CATALOG DESCRIPTION: Computational auditory scene analysis (CASA) is the study of how a computational system can organize sound into perceptually meaningful elements. Problems in this field include source separation (splitting audio mixtures into individual sounds), source identification (labeling a source sound), and streaming (finding which sounds belong to a single explanation/event). This course is an advanced graduate course covering current research in the field.

REQUIRED TEXTBOOK: Advanced research papers in the field.

REFERENCE TEXTBOOKS: (not required purchases) Excerpts from the following texts may be provided, however the focus will be on research papers published in the field.

DeLiang Wang, Guy J. Brown, Computational Auditory Scene Analysis: Principles, Algorithms, and Applications
Bregman, Albert S., Auditory Scene Analysis: The Perceptual Organization of sound.


COURSE GOALS: The goal of this course is to familiarize graduate students (and advanced undergraduates) with the current state-of-the-art in machine perception of audio. Students will read recently published papers in the field and become well informed on at least one sub-field within machine perception of audio. The class will also explore basics of audio perception, including the relationship between pitch and frequency and the difficulties inherent in auditory scene analysis by humans and machines. Basic classification and sequence alignment techniques will also be introduced.

PREREQUISITES: Understanding of signal processing including topics such as Fourier Transforms and filter design is a prerequisite. Knowledge of machine learning techniques (Markov models, support vector machines, etc.) is also helpful, but not required.
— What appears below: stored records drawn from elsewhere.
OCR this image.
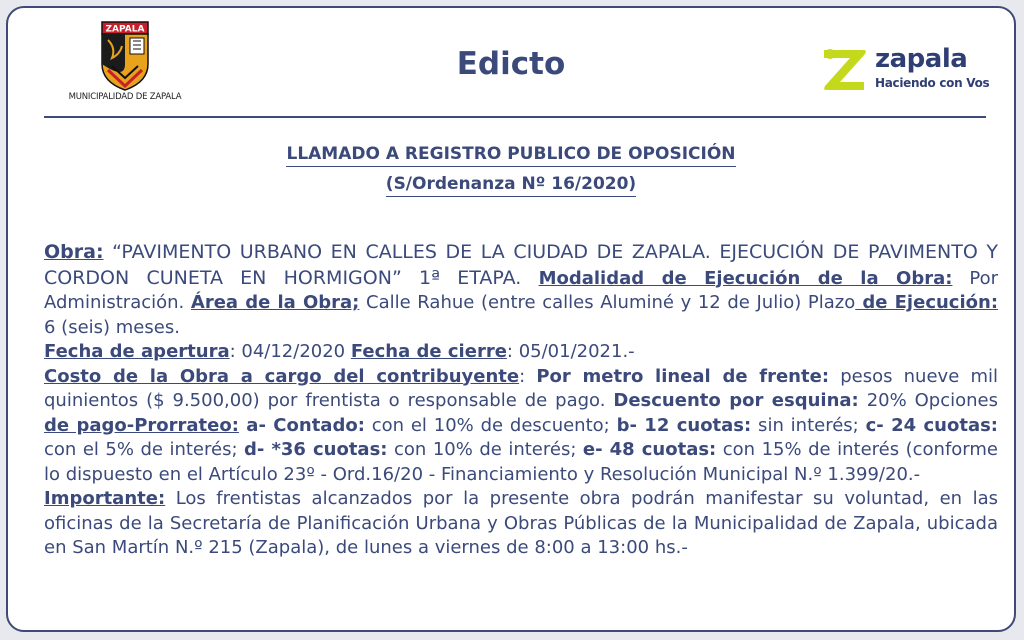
ZAPALA
MUNICIPALIDAD DE ZAPALA
Edicto	zapala
Haciendo con Vos
LLAMADO A REGISTRO PUBLICO DE OPOSICIÓN
(S/Ordenanza Nº 16/2020)
Obra: “PAVIMENTO URBANO EN CALLES DE LA CIUDAD DE ZAPALA. EJECUCIÓN DE PAVIMENTO Y CORDON CUNETA EN HORMIGON” 1ª ETAPA. Modalidad de Ejecución de la Obra: Por Administración. Área de la Obra; Calle Rahue (entre calles Aluminé y 12 de Julio) Plazo de Ejecución: 6 (seis) meses.
Fecha de apertura: 04/12/2020 Fecha de cierre: 05/01/2021.-
Costo de la Obra a cargo del contribuyente: Por metro lineal de frente: pesos nueve mil quinientos ($ 9.500,00) por frentista o responsable de pago. Descuento por esquina: 20% Opciones de pago-Prorrateo: a- Contado: con el 10% de descuento; b- 12 cuotas: sin interés; c- 24 cuotas: con el 5% de interés; d- *36 cuotas: con 10% de interés; e- 48 cuotas: con 15% de interés (conforme lo dispuesto en el Artículo 23º - Ord.16/20 - Financiamiento y Resolución Municipal N.º 1.399/20.-
Importante: Los frentistas alcanzados por la presente obra podrán manifestar su voluntad, en las oficinas de la Secretaría de Planificación Urbana y Obras Públicas de la Municipalidad de Zapala, ubicada en San Martín N.º 215 (Zapala), de lunes a viernes de 8:00 a 13:00 hs.-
What follows is an example syllabus. As topics of current interest in the field shift, course content will vary to reflect research trends.

Week 1: Perception of periodic complex sounds, auditory filters, critical bands

Week 2: Representations of audio: spectrograms, cepstrograms, atomic representations

Week 3: Audio fingerprinting

Week 4: Pitch tracking

Week 5: Melody matching

Week 6: Source identification

Week 7: Source identification

Week 8: Source separation

Week 9: Source separation

Week 10: Streaming


Presentation on topic (30%)

Research paper synopses (30%)

Report on research area (30%)

Class participation (10%)

COURSE OBJECTIVES: When a student completes this course, s/he should:

  • have a general understanding of the current state-of-the art in machine perception of audio.

  • be able to distill large amounts of research into coherent summaries.

  • be able to think critically about work in the field.